There have always been those who have (ab)used religion for political purposes — you could explore Jefferson’s experience of attacks by Federalist clergy as one clear early example.
That said, we also have to remember that in many ways it was religion that led to much of our progress. Both the abolition and civil rights movements were driven by church folk — among those who marched with Rev Dr. Martin Luther King Jr. were Grek Archbishop Iakovos and Rabbi Abraham Joshua Heschel.
I often wonder how selectively religious right are when they read scripture, how often they seem to want to ignore or gloss over the clear words of Jesus, whether it is harder for a rich man to enter heaven than for a camel to go through the Needle’s eye, or even more clear, render unto Caesar that which is Caesar and render unto God that which is God’s.
I would, if pushed, point both to the difference between the mote in your borhter’s eye and the beam in one’s own, or perhaps the caution about juding lest we ourselves be judged. In the altter case, I would argue, although I do not consider myself a Christian, that we should combine that cuation with Kant’s categorical imperative — that we not apply a standard that we are unwilling to see applied unviersally at all times and to all people. I would first insist that any standard be applied to the one who wishes to apply it to others. So if you tell me that you are judging according to your religious faith, then I would ask yuou to hold yoruself to account to the teaching of the sacred teexts you wish to interpret literally.

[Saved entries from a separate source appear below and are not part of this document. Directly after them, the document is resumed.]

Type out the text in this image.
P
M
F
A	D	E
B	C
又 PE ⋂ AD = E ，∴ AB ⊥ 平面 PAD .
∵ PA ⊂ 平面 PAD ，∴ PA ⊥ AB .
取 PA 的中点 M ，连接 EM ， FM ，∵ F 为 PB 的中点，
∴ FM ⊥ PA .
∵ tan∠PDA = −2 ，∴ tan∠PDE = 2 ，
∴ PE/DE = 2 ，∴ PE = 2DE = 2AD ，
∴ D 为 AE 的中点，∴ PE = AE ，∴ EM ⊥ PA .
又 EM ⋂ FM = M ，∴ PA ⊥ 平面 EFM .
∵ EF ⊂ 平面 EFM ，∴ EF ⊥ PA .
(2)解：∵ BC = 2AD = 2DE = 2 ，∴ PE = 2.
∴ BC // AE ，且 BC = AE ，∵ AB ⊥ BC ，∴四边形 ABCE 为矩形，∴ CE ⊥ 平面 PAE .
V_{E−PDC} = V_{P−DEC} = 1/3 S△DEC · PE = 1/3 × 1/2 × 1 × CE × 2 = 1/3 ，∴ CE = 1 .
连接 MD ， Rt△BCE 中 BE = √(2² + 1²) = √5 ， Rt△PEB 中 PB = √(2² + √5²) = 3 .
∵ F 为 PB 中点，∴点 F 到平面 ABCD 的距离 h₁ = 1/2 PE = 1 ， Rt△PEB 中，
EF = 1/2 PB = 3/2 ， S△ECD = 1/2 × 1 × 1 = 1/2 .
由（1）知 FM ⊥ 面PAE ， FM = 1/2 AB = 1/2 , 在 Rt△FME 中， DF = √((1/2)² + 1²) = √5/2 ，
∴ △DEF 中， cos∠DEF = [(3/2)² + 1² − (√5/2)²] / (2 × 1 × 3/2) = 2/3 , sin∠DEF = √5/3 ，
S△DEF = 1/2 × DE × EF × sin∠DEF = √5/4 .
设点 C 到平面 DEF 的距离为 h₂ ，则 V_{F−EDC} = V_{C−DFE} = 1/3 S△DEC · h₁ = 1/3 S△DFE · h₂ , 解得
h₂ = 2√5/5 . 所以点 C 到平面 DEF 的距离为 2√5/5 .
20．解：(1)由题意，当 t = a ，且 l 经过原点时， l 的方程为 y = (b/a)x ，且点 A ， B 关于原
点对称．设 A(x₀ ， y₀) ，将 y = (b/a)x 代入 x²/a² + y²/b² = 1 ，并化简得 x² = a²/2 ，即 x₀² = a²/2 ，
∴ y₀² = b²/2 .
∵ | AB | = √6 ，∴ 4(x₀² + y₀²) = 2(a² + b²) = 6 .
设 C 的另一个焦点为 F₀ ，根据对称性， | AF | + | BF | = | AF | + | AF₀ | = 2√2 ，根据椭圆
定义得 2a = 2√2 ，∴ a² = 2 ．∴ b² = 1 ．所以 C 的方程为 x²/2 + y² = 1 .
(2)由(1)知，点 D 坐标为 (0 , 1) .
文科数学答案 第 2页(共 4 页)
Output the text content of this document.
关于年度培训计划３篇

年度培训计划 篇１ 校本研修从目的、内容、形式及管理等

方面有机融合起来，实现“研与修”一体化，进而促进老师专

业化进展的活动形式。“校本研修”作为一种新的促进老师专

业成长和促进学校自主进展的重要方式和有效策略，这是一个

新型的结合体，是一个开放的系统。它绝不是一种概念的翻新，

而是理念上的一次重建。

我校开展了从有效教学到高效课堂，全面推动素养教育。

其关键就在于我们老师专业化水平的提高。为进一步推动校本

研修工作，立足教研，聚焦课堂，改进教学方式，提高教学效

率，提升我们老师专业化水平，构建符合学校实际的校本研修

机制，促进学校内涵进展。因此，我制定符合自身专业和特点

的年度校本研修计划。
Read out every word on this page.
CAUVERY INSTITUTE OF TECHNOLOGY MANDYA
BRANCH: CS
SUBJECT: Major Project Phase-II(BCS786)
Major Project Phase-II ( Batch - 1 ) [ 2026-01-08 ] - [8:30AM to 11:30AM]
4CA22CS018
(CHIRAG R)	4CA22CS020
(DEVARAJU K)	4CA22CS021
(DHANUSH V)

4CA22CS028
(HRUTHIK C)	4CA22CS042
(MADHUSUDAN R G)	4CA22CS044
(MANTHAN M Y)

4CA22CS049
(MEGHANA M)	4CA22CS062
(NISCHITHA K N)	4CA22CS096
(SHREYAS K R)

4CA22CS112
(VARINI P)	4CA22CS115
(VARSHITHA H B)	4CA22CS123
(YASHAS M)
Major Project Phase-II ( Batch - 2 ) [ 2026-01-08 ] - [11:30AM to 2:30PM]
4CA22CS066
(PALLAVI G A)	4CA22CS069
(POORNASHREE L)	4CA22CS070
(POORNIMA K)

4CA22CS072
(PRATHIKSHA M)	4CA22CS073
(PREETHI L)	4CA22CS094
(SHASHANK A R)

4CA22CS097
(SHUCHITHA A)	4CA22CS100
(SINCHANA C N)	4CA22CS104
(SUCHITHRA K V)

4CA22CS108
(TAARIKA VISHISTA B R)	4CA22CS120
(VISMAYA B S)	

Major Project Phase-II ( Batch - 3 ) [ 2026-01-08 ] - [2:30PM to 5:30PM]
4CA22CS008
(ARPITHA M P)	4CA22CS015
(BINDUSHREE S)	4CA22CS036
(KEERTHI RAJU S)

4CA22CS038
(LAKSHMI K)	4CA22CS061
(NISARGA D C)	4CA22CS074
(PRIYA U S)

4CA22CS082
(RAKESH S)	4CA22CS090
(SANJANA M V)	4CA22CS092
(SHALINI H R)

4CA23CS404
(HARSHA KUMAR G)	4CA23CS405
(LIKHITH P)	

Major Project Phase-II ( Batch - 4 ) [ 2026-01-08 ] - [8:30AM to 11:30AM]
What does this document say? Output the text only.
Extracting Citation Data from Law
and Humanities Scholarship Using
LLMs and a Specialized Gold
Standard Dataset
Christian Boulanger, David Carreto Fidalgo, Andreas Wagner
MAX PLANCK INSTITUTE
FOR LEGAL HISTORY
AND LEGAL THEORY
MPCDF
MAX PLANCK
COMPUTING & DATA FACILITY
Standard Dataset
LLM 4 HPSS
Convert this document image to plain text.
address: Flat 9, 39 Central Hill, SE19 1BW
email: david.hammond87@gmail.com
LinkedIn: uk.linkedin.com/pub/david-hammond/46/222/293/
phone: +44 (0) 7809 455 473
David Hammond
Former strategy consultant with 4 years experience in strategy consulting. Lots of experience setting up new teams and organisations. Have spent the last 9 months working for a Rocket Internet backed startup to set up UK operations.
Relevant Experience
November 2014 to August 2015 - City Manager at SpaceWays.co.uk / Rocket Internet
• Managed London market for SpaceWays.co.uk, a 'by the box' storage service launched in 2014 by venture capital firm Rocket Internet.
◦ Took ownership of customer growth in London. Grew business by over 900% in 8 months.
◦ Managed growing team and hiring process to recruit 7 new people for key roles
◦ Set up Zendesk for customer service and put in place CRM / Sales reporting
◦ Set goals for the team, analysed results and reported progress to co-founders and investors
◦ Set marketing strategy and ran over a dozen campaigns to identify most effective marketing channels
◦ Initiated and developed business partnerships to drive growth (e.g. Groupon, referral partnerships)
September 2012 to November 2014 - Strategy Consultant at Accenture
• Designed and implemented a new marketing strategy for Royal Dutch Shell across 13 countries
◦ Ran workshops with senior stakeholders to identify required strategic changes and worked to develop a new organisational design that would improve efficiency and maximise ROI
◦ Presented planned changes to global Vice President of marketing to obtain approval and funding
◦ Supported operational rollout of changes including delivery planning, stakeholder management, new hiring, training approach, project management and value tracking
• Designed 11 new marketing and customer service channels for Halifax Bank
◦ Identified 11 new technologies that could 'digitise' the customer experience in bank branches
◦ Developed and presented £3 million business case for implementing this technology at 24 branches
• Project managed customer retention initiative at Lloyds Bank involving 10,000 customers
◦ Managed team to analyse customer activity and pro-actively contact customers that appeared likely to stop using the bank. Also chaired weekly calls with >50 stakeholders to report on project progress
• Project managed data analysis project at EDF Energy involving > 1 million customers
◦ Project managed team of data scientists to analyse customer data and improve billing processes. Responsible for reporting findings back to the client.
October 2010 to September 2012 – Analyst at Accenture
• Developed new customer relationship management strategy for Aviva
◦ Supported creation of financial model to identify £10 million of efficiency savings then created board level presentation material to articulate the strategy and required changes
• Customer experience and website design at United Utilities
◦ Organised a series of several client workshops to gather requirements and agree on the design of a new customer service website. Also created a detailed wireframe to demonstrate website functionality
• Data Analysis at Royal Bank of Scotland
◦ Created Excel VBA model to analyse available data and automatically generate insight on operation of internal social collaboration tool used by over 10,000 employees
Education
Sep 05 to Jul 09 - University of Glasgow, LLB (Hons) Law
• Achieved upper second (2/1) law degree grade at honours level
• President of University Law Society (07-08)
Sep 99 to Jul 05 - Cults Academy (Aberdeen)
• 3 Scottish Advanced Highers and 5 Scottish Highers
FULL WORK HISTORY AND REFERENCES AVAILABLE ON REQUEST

Not that such will listen to me. But then I would leave finish either with “whatsoever you do unto these the least of my brethren” or perhaps how can you say you love God whom you cannot see when yuou hate your brother whom you do see? Or to put it more bluntly, by their fruits shall you know them. And if those fruits be discord, then they are not fruits of God.
Wasn’t all that big a fan of establishments. The debate over the ratification of the 1st Amendment in VA had much more to do with the nature of enumerated powers and southern light manufacturing interests than it did with the good Mr. Henry’s point of view on religion.
There’s a very good retelling and analysis of the VA state legislatures battles over Religion in Leonard W. Levy, The Establishment Clause, (Chapel Hill 1994).